Chamberlain Tomine is caught in a dangerous quandary.

"You may blame me," Maeno suggests, "for disobeying the magistrate."

"The choice is mine," decides the chamberlain. "Do what you must, Doctor."

The spry old man crawls under the muslin, holding his curved tongs.

When the maid sees the foreign contraption, she exclaims in alarm.

" 'Forceps,' " the doctor replies, with no further explanation.

The housekeeper lifts the muslin to see. "No, I don't like the look of that! Foreigners may chop, slice, and call it 'medicine,' but it is quite unthinkable that-"
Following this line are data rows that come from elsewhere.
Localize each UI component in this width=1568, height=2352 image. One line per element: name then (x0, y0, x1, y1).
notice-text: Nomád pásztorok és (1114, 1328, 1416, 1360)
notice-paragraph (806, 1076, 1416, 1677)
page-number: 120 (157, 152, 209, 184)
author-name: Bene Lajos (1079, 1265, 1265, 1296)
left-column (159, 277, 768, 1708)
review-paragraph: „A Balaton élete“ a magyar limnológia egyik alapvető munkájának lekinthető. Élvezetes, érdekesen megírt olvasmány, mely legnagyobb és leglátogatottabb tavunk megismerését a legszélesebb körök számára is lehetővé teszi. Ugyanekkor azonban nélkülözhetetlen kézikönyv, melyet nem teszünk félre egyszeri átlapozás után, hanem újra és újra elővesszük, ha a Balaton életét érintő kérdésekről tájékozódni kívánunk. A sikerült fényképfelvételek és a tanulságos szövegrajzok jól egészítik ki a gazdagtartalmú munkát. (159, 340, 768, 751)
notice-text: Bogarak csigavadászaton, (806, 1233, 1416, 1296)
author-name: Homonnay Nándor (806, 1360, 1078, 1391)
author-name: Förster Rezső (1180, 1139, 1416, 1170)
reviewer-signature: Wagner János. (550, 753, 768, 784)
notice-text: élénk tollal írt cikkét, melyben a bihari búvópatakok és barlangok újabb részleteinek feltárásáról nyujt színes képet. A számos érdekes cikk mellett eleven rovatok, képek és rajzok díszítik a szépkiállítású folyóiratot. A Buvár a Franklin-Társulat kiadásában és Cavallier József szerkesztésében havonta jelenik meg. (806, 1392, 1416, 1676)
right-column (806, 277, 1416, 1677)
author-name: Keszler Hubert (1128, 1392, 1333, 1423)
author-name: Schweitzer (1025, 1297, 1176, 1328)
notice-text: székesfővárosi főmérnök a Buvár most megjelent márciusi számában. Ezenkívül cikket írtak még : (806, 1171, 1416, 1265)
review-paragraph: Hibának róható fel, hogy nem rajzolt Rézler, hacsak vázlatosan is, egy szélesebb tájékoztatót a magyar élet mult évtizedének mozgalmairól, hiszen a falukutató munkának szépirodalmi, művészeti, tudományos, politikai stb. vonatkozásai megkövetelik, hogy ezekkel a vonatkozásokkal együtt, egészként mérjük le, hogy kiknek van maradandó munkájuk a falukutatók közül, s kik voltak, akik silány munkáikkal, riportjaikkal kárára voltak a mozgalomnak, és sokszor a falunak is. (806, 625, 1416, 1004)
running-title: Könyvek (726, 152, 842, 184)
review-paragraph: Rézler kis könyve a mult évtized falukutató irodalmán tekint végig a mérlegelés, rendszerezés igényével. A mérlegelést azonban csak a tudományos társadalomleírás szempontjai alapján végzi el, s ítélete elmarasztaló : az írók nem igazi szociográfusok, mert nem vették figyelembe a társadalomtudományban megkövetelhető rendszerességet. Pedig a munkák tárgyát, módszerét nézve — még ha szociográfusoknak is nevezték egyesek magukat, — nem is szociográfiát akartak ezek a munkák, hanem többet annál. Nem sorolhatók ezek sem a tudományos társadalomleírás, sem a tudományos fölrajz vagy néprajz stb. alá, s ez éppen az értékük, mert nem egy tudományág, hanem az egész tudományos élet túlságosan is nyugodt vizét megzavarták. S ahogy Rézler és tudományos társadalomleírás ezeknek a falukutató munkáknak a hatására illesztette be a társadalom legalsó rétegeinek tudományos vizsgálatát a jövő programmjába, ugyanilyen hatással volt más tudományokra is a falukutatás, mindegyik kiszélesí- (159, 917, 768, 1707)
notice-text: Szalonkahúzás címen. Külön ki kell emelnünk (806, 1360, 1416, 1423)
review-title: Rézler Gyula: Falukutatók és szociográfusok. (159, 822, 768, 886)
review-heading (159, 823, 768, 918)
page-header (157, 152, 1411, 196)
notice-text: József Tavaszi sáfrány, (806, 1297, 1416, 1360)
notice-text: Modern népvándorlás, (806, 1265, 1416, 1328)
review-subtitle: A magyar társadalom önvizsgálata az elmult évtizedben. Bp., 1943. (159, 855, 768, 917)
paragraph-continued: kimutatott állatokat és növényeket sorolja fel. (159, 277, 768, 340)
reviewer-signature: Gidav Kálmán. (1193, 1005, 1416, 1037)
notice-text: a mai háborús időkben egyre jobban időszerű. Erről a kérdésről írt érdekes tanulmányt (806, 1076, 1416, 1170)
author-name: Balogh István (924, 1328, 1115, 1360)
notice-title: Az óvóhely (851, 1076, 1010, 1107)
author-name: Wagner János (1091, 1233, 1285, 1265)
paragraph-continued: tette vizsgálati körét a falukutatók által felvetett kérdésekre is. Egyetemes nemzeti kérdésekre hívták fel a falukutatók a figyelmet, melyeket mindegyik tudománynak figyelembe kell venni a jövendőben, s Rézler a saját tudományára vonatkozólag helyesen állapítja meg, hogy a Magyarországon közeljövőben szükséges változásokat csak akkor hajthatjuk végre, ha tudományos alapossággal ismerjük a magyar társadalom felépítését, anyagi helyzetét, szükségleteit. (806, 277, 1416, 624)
"Do I advise the housekeeper," growls Maeno, "on where to buy fish?"

"Forceps," explains Orito, "don't cut-they turn and pull, just like a midwife's fingers but with a stronger grip . . ." She uses her Leiden salts again. "Miss Kawasemi, I'm going to use this instrument"-she holds up the forceps-"to deliver your baby. Don't be afraid, and don't resist. Europeans use them routinely-even for princesses and queens. We'll pull your baby out, gently and firmly."

"Do so . . ." Kawasemi's voice is a smothered rattle. "Do so . . ."

"Thank you, and when I ask Miss Kawasemi to push . . ."

"Push . . ." She is fatigued almost beyond caring. "Push . . ."

"How often," Tomine peers in, "have you used that implement?"

Orito notices the chamberlain's crushed nose for the first time: it is as severe a disfigurement as her own burn. "Often, and no patient ever suffered." Only Maeno and his pupil know that these "patients" were hollowed-out melons whose babies were oiled gourds. For the final time, if all goes well, she works her hand inside Kawasemi's womb. Her fingers find the fetus's throat, rotate his head toward the cervix, slip, gain a surer purchase, and swivel the awkward corpse through a third turn. "Now, please, Doctor."